India is now officially a bigger smartphone market than the USA, and while the US is close to stagnation, with few people left who haven’t connected, India is barely out of first gear.
Not for nothing do I constantly say India is the most exciting prospect on the planet for future digital engagement by the publishing industry.
Samsung and Xiaomi lead the way, with Xiaomi expected to surpass Samsung next year.
With the explosion of LTE in India the number of smartphone users in the country is expected to hit 300 million by the end of this year, and reach 442 million by 2022.
Globally there are expected to be 2.3 billion smartphones in use by 2022.
Every device by definition one that can be used to receive – and pay for – digital content from publishers.
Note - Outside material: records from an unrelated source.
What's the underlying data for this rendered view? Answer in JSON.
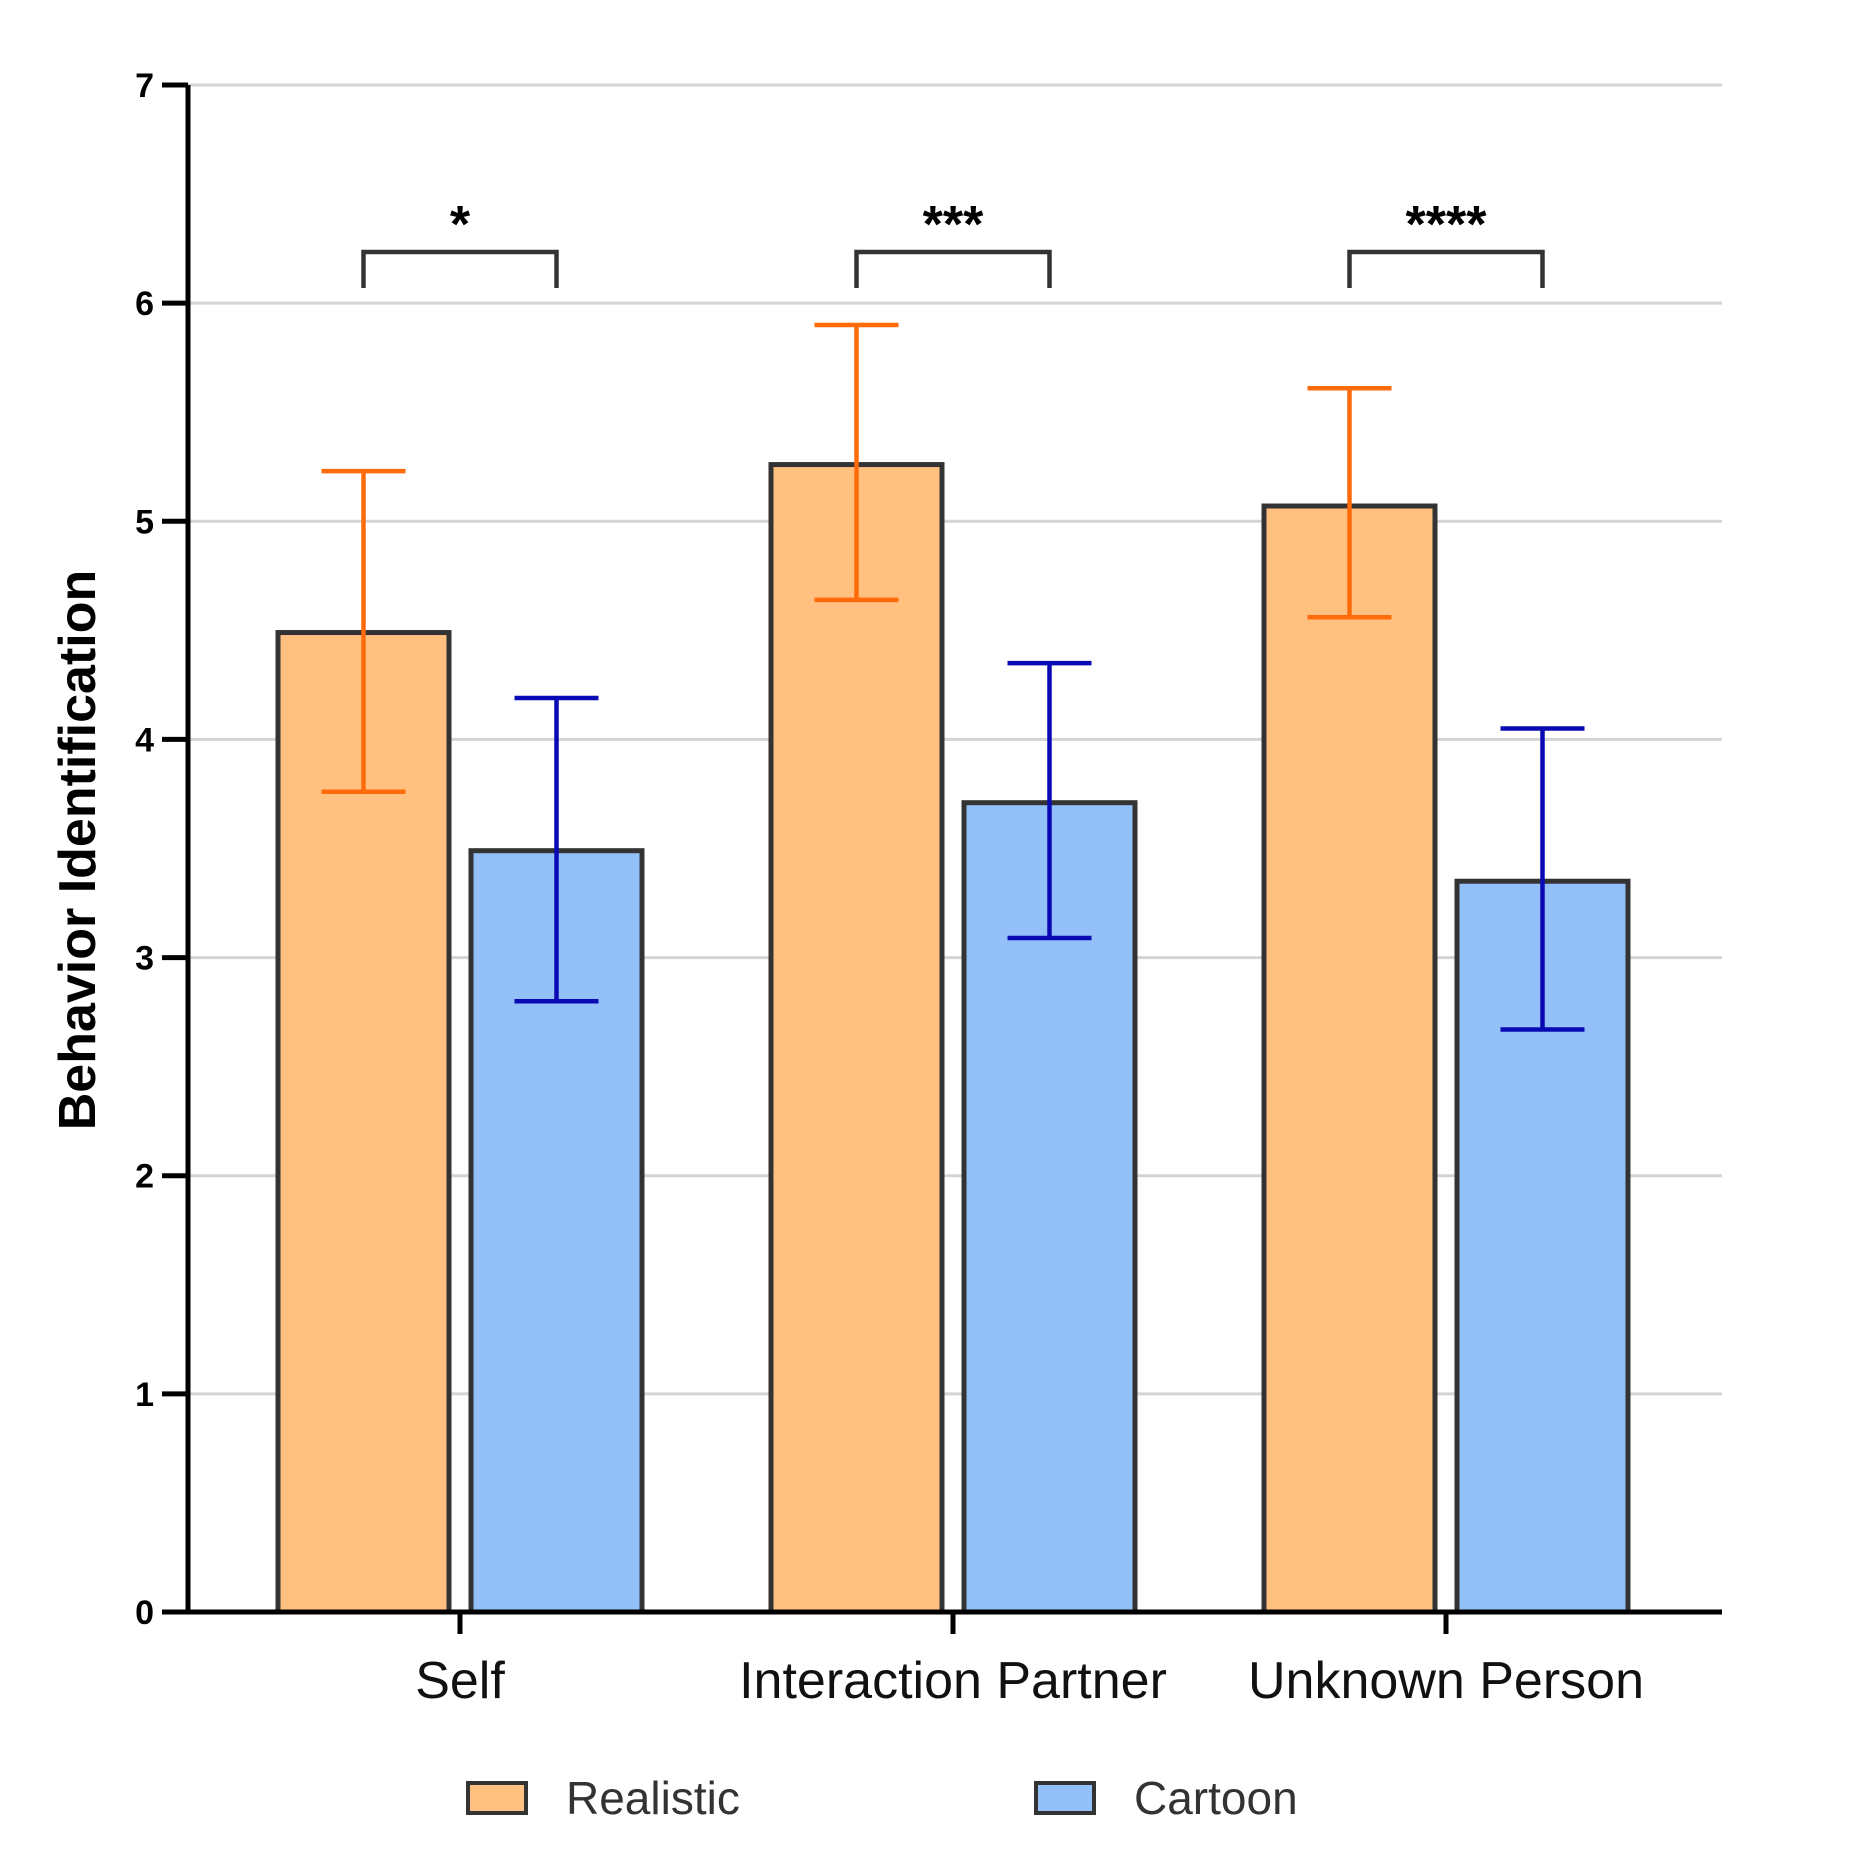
{
  "chart_data": {
    "type": "bar",
    "title": "",
    "xlabel": "",
    "ylabel": "Behavior Identification",
    "ylim": [
      0,
      7
    ],
    "yticks": [
      0,
      1,
      2,
      3,
      4,
      5,
      6,
      7
    ],
    "grid": true,
    "categories": [
      "Self",
      "Interaction Partner",
      "Unknown Person"
    ],
    "series": [
      {
        "name": "Realistic",
        "fill": "#FFC080",
        "error_color": "#FF6A0A",
        "values": [
          4.49,
          5.26,
          5.07
        ],
        "error_low": [
          3.76,
          4.64,
          4.56
        ],
        "error_high": [
          5.23,
          5.9,
          5.61
        ]
      },
      {
        "name": "Cartoon",
        "fill": "#93C0F8",
        "error_color": "#0A0AB4",
        "values": [
          3.49,
          3.71,
          3.35
        ],
        "error_low": [
          2.8,
          3.09,
          2.67
        ],
        "error_high": [
          4.19,
          4.35,
          4.05
        ]
      }
    ],
    "significance": [
      {
        "category": "Self",
        "label": "*"
      },
      {
        "category": "Interaction Partner",
        "label": "***"
      },
      {
        "category": "Unknown Person",
        "label": "****"
      }
    ],
    "legend": {
      "position": "bottom",
      "items": [
        {
          "label": "Realistic",
          "color": "#FFC080"
        },
        {
          "label": "Cartoon",
          "color": "#93C0F8"
        }
      ]
    },
    "bar_outline": "#333333",
    "grid_color": "#D4D4D4"
  }
}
As we wind down this decade publishers have unparalleled potential reach and unprecedented opportunities to access the global markets on a scale quite unimaginable even five years ago.
As yet the publishing industry retail and distribution infrastructure has still to catch up – video streaming is far more advanced, with Amazon Video and Netflix both available in over two hundred countries and territories – but that will come soon enough.
However, don’t bet on the usual suspects – Amazon, Apple and co. – being the ones that lead the way.
Apple’s commitment to iBooks is in doubt. And behind the gloss and fanfare about the just-announced big revenue jump for Amazon lies a $936 million loss on its international endeavours. This following a $724 loss last quarter, a $481 loss in the quarter before that, and a $487 loss before that.
The new smartphone-driven opportunities unfolding in the international markets are likely to be exploited first by other players. China’s Tencent, for example, which is already active in Thailand and now working with Wattpad. Or forward-thinking smaller players focussed not so much on where the money is now but where the money will be down the road.
As reported last week, the global book market is estimated to be worth $143 billion, and only 29% of that is in the USA.
That’s a good starting point to work from.
Now spare a thought as to what the global video-on-demand market was worth five years ago when only handful of markets were involved, what is is likely to be worth now, and its potential worth ten year’s down the road as smartphone penetration and internet take-up continues.
There’s little room left in the USA for smartphone growth or internet growth. Yet the entire North American continent – the USA, Canada and Mexico – accounts for just 8.2% of the world’s internet users.
India alone is expected to have 829 million people connected to the internet by 2021 – and that will still only take India to 60% penetration.
As publishing embraces the new opportunities digital offers to reach Indian consumers in all languages and wherever they may be, India is unquestionable the most exciting prospect on the planet for publishers and authors.